Cerati
Quisiera ser como esos conductores que ceden el paso.
Cuando intento incorporarme al carril principal; cuando pongo luz de giro en una avenida doble mano esperando que el de enfrente me deje pasar; cuando necesito cruzar una avenida atestada de coches. Cada vez que aparece la gentileza de alguien que hace luces para indicarme que pase, que él puede esperar, me digo: yo también voy a ser de los que ceden el paso.
Sin embargo, a menudo me gana la ansiedad. Acelero aunque no esté apurado. Me acerco imprudentemente al de adelante si percibo que me quieren pasar. Paso yo por la derecha si el de adelante va más lento que lo que debería en el carril de la izquierda.
Y lo peor: me estreso a pesar de no estar apurado.
Pero de pronto suena Cerati. Y algo en mí contacta. Dejo pasar el pensamiento que dice “cómo no lo escuché de joven” y en cambio, me conmuevo. Aprecio su profundidad, su sensualidad. Paradójicamente, conocer a Cerati después de los 40 es para mí dejar de mirar el retrovisor y ubicar la mirada adelante.

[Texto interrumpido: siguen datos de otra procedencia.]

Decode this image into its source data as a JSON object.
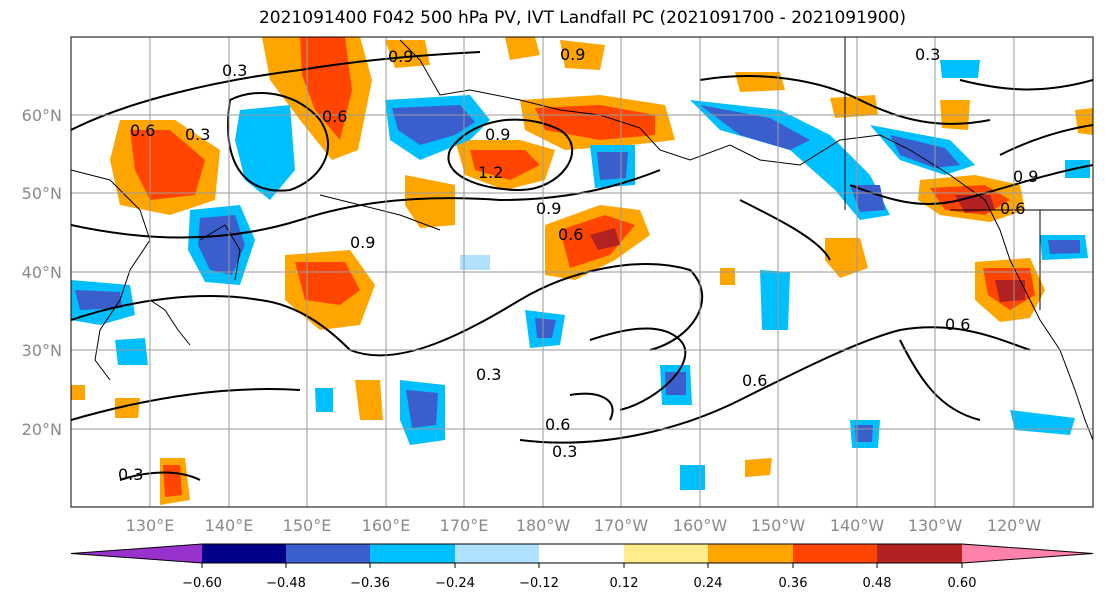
{
  "title": "2021091400 F042 500 hPa PV, IVT Landfall PC (2021091700 - 2021091900)",
  "lat_labels": [
    "60°N",
    "50°N",
    "40°N",
    "30°N",
    "20°N"
  ],
  "lon_labels": [
    "130°E",
    "140°E",
    "150°E",
    "160°E",
    "170°E",
    "180°W",
    "170°W",
    "160°W",
    "150°W",
    "140°W",
    "130°W",
    "120°W"
  ],
  "colorbar": {
    "ticks": [
      "−0.60",
      "−0.48",
      "−0.36",
      "−0.24",
      "−0.12",
      "0.12",
      "0.24",
      "0.36",
      "0.48",
      "0.60"
    ],
    "colors": [
      "#9932cc",
      "#00008b",
      "#3a5fcd",
      "#00bfff",
      "#b0e2ff",
      "#ffffff",
      "#ffec8b",
      "#ffa500",
      "#ff4500",
      "#b22222",
      "#ff82ab"
    ]
  },
  "contour_labels": [
    "0.3",
    "0.9",
    "0.6",
    "0.9",
    "0.3",
    "0.6",
    "0.9",
    "1.2",
    "0.9",
    "0.9",
    "0.6",
    "0.6",
    "0.9",
    "0.3",
    "0.3",
    "0.6",
    "0.6",
    "0.6",
    "0.3",
    "0.3"
  ]
}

No en el horizonte sino en el camino. Como cuando salgo de yoga y saco el automático del piloto automático para poner, consciente, la velocidad crucero en 70. El mágico instante de desacelerar, poner el giro y pasar al carril de la derecha. Haya o no alguien detrás. Los hombros se alejan de las orejas; la mandíbula se relaja; las muñecas dejan de hacer fuerza. Ceder como cede el hielo en contacto con el agua.
Y tal vez eso sea la adultez. No tanto el logro de ser un conductor que cede el paso, sino el hombre que detecta que desea serlo y en el camino se encuentra con Cerati. Menos intensidad y más profundidad.